Compliance with remaining FATF guidelines requires ‘swift’ legislation: advisor
Statesman Report
KARACHI: As Pakistan got thrown another lifeline until June from the Financial Action Task Force (FATF) on Friday, a member of the government’s economic advisory said it was mainly up to the parliament to act swiftly and make laws that met remaining FATF directions.
Islamabad was placed on the Paris-based terror financing watchdog’s greylist back in 2018 for its lack of adequate controls over terrorism financing. Since then, struggling with a balance of payments crisis, Pakistan was forced to turn to the International Monetary Fund for help and promised a series of measures to crack down on terrorism financing. This is the second four-month extension given to Pakistan to implement its agreed upon action plan.
“The majority of the remaining action items are related to legislations and it depends on the parliament how swiftly it acts to make laws,” Dr. Ashfaque Hassan Khan, a member of the government’s Economic Advisory Council, told Arab News on Saturday.
Pakistan was given 27 points to act on by the Financial Action Task Force, but on Friday, in a statement issued at the end of a week-long plenary meeting in Paris, the organization noted the country had largely addressed only 14 of those points, with varying levels of progress made on the rest of the plan.

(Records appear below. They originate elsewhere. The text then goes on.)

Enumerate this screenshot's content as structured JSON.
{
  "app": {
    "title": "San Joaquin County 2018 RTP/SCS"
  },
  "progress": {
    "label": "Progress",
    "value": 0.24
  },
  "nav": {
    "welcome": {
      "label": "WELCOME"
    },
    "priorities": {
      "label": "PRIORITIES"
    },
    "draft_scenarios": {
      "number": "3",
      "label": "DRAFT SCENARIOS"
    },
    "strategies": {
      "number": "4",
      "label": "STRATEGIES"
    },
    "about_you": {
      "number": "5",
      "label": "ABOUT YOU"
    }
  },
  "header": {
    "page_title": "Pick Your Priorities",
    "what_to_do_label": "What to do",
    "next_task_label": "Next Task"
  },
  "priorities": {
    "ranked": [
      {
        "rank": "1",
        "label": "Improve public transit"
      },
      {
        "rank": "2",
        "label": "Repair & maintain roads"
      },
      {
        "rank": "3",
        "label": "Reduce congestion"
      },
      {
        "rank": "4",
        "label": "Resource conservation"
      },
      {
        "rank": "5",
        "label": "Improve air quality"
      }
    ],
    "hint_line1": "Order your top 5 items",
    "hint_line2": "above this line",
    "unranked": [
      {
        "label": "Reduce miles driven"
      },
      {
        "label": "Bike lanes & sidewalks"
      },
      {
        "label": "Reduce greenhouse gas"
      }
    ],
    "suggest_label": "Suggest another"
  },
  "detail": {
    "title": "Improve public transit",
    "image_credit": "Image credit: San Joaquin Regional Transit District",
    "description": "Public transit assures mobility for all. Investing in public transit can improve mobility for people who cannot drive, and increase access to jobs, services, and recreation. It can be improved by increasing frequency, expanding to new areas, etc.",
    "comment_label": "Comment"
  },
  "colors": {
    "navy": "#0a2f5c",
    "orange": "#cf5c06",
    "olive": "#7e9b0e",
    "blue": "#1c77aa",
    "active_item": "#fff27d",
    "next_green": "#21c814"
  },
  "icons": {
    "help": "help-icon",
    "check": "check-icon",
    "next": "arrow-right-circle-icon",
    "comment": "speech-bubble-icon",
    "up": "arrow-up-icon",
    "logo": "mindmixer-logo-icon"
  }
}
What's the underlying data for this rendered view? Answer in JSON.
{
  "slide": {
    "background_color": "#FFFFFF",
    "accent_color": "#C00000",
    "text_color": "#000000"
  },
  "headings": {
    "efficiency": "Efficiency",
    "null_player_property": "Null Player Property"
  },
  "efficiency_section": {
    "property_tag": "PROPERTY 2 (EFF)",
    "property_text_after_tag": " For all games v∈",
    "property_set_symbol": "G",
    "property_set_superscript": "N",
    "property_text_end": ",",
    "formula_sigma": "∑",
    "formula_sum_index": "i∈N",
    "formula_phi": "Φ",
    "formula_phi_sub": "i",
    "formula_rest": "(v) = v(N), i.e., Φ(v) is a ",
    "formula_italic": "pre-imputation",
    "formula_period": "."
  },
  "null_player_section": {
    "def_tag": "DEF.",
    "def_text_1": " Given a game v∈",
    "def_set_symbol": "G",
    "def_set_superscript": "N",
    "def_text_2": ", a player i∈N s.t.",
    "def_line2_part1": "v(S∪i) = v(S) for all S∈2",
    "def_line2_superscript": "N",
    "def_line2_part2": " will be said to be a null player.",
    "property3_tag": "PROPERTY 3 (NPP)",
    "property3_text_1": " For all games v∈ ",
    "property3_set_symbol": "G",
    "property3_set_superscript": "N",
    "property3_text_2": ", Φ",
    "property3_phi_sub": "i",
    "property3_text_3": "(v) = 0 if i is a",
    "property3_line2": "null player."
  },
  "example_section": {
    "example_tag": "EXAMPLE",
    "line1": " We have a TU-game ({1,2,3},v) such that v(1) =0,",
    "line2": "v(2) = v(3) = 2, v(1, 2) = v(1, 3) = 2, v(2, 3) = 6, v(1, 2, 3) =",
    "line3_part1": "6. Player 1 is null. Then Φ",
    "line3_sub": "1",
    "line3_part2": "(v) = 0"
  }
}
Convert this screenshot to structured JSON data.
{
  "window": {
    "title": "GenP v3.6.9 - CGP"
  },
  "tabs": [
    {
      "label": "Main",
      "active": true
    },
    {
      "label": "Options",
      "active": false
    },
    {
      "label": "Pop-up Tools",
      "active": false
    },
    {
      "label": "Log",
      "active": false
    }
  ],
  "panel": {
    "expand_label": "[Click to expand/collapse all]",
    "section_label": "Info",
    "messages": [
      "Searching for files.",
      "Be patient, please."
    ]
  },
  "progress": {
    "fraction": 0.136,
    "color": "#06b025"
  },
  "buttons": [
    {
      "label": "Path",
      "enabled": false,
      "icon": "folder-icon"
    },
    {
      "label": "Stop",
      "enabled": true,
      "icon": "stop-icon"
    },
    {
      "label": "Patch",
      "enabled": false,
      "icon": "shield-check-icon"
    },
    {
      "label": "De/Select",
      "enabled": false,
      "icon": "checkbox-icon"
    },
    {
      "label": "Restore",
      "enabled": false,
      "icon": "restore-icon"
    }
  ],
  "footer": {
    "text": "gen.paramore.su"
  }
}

“FATF again expresses concerns given Pakistan’s failure to complete its action plan in line with agreed timelines and in light of the TF (terrorism financing) risks emanating from the jurisdiction,” the intergovernmental body said.
The FATF also warned that failure to comply could lead to further penalties, including the country further downgraded to a blacklist. With hardly four months to go before the next FATF review, relief will be temporary with the new deadline looming over the horizon.